Eine seltene Tugend
Impuls zum Wochenspruch
Alle aber miteinander haltet fest an der Demut; denn Gott widersteht den Hochmütigen, aber den Demütigen gibt er Gnade. (1. Petrus 5, 5)
Es gibt Dinge, die sind eigentlich unmöglich. „Denke nicht an einen rosaroten Elefanten!“ Diese Aufforderung ist gemein. Denn selbst wenn ich bis dahin noch nie an einen Elefanten, geschweige denn einen rosaroten, gedacht habe, werde ich es spätestens jetzt tun. Denn jetzt ist meine Aufmerksamkeit darauf gelenkt, und im Versuch, nicht an dieses sonderbare Tier zu denken, denke ich gerade erst recht daran.

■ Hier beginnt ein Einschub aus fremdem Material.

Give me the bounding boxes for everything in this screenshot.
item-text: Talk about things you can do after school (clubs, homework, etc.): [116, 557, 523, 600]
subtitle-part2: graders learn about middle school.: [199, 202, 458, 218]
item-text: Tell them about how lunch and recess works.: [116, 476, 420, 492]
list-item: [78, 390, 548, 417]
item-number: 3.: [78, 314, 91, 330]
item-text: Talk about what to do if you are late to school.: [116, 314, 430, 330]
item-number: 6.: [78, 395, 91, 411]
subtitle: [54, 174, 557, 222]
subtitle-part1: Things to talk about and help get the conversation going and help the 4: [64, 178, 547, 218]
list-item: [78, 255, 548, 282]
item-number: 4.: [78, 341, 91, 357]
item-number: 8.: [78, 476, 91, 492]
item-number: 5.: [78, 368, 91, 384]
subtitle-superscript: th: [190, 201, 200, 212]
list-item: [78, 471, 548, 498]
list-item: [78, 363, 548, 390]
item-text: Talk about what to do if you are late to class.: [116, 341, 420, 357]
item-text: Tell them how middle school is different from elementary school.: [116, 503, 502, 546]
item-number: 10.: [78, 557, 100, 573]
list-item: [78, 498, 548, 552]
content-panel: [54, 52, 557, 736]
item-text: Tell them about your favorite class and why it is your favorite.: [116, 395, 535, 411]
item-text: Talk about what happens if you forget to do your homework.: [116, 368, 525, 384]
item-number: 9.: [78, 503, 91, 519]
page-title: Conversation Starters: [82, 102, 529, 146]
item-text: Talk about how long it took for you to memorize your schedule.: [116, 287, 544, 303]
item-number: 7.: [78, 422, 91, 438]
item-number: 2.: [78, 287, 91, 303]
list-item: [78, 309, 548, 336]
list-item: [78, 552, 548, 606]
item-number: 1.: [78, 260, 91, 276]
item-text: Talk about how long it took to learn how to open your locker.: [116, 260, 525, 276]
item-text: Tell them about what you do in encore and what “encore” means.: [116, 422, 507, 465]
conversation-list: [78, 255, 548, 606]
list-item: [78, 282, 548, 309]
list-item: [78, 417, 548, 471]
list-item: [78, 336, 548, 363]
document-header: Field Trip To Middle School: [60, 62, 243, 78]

Ähnlich ist es mit der Aufforderung zur Demut. „Sei demütig!“ Meine erste Reaktion: „Ich bin doch demütig! Auf jeden Fall bin ich demütiger als XY, der ist ziemlich von sich selbst überzeugt!“ Wir merken: Demut ist nicht etwas, das wir einfach mal spontan, sozusagen im luftleeren Raum, produzieren können. Demut ist vielmehr eine Frage der Beziehung, der Beziehung untereinander und auch zu uns selbst. Man könnte auch sagen: Demut ist eine Eigenschaft, sondern eine Handlung, kein Substantiv, sondern ein Verb. Das habe ich versucht, in meiner Übersetzung herauszustellen: „Lasst euren Umgang miteinander von Demut geprägt sein! Denn es stimmt: »Gott stellt sich gegen die, die von sich selbst eingenommen sind, aber denen, die demütig sind, schenkt er seine Gnade.“
So geht es also nicht darum, dass ich ein „demütiges Gefühl“ habe, was immer das sein mag, sondern es geht darum, dass ich mich gegenüber anderen respektvoll und angemessen verhalte. Das hat natürlich mit meiner Sicht von mir selbst und von den anderen zu tun. Doch das ist letztlich keine Gefühlsfrage, sondern hängt mit unserer – möglichst realistischen – Selbsteinschätzung zusammen.
Manche Christen verwechseln Demut mit einem Minderwertigkeitsgefühl. Doch das ist genau das Gegenteil! Aus solch einer gebrochenen Selbstsicht entspringen häufig eher verletzende Abwehr und arrogantes Verhalten. Demut statt dessen, oder, um das griechische Wort noch genauer zu übersetzen: Die Kraft unter einer Last drunter zu bleiben und sie zu tragen, erfordert Größe und ein geheiltes Selbstwertgefühl. Wenn wir das haben, können wir auch anderen respektvoll, nachsichtig, aufmerksam, interessiert und lernbereit begegnen. Eben voller Demut.
Ich hoffe, dass meine Überschrift nicht stimmt, und dies trotz allem keine „seltene Tugend“ ist.